There was a fascinating paper in Nature recently, on the observation of two-neutrino double electron capture in xenon, with a half-life time of $1.8\times 10^{22}$ years.


The process described in the article is $$^{124}\mathrm{Xe} + 2e^- \to {}^{124}\mathrm{Te} + 2 \nu_e.$$


According to Wikipedia, double electron capture can occur only when competing modes are strongly suppressed.



My Question: Why is the single electron capture so strongly suppressed?

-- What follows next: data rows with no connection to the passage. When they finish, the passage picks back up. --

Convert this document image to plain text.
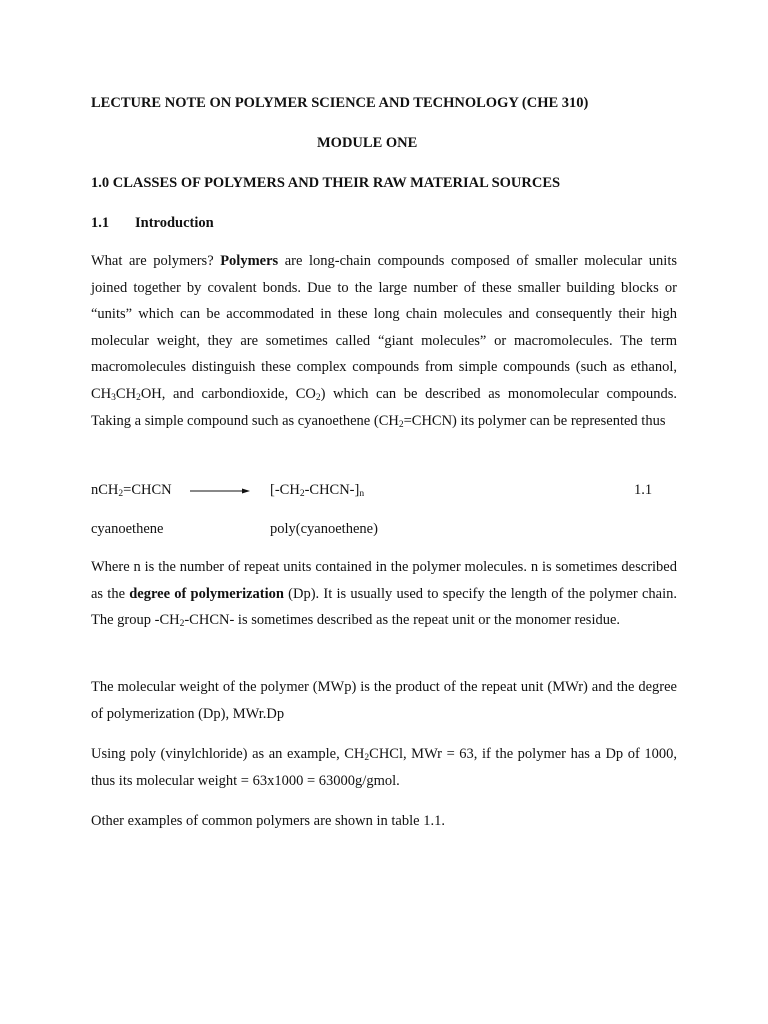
LECTURE NOTE ON POLYMER SCIENCE AND TECHNOLOGY (CHE 310)
MODULE ONE
1.0 CLASSES OF POLYMERS AND THEIR RAW MATERIAL SOURCES
1.1 Introduction

What are polymers? Polymers are long-chain compounds composed of smaller molecular units joined together by covalent bonds. Due to the large number of these smaller building blocks or “units” which can be accommodated in these long chain molecules and consequently their high molecular weight, they are sometimes called “giant molecules” or macromolecules. The term macromolecules distinguish these complex compounds from simple compounds (such as ethanol, $CH_3CH_2OH$, and carbondioxide, $CO_2$) which can be described as monomolecular compounds. Taking a simple compound such as cyanoethene $(CH_2=CHCN)$ its polymer can be represented thus

nCH$_2$=CHCN → $[-CH_2-CHCN-]_n$	1.1
cyanoethene	poly(cyanoethene)

Where n is the number of repeat units contained in the polymer molecules. n is sometimes described as the degree of polymerization (Dp). It is usually used to specify the length of the polymer chain. The group $-CH_2-CHCN-$ is sometimes described as the repeat unit or the monomer residue.

The molecular weight of the polymer (MWp) is the product of the repeat unit (MWr) and the degree of polymerization (Dp), MWr.Dp

Using poly (vinylchloride) as an example, $CH_2CHCl$, MWr = 63, if the polymer has a Dp of 1000, thus its molecular weight = 63x1000 = 63000g/gmol.

Other examples of common polymers are shown in table 1.1.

Why can't we have $$^{124}\mathrm{Xe} + e^- \to {}^{124}\mathrm{I} + \nu_e$$ while the decay mode $$^{125}\mathrm{Xe} + e^- \to {}^{125}\mathrm{I} + \nu_e$$ exists?




Answer




This is explained by Scott Manley in Why a Dark Matter Search Also Observed The Rarest Radioactive Decays at around the 7:20 mark.


The short answer is that the process is electronically forbidden, because the iodine-124 nucleus has a higher binding energy than the xenon-124 nucleus. Using the data from Wikipedia, the masses for the nuclides involved are \begin{align} m({}^{124}\mathrm{Xe}) & = 123.905\,893(2) \:\mathrm{u} \\ m({}^{124}\mathrm{I}) & = 123.906\,2099(25) \:\mathrm{u} \\ m({}^{124}\mathrm{Te}) & = 123.902\,8179(16) \:\mathrm{u}. \end{align} This means that the ${}^{124}\mathrm{Xe}\to {}^{124}\mathrm{Te}$ decay is allowed, and releases $$(m({}^{124}\mathrm{Xe}) -m({}^{124}\mathrm{Te}))c^2 = 2.86\:\mathrm{MeV}$$ of energy, whereas that same difference for the decay to iodine yields a negative mass difference, $$(m({}^{124}\mathrm{Xe}) -m({}^{124}\mathrm{I}))c^2 = -0.295\:\mathrm{MeV},$$ which means that the beta decay as it occurs one mass unit up is energetically forbidden. (If you do the same calculation there, you get $(m({}^{125}\mathrm{Xe}) -m({}^{125}\mathrm{I}))c^2 = 1.64\:\mathrm{MeV},$ which is plenty of energy to fuel a beta decay.)


That said, though, this is not enough to rule out an electron-capture mechanism on energetic grounds, since the energy hill from xenon-124 to iodine-124 can be climbed with the annihilation of the electron, $$(m(e^-) + m({}^{124}\mathrm{Xe}) -m({}^{124}\mathrm{I}))c^2 = +0.21\:\mathrm{MeV},$$ so there are definitely substantial details left to explain there, which can hopefully be explained by a nuclear physicist. Still, the difference in the energetics is definitely large enough that the two processes cannot be considered a priori to be roughly equivalent.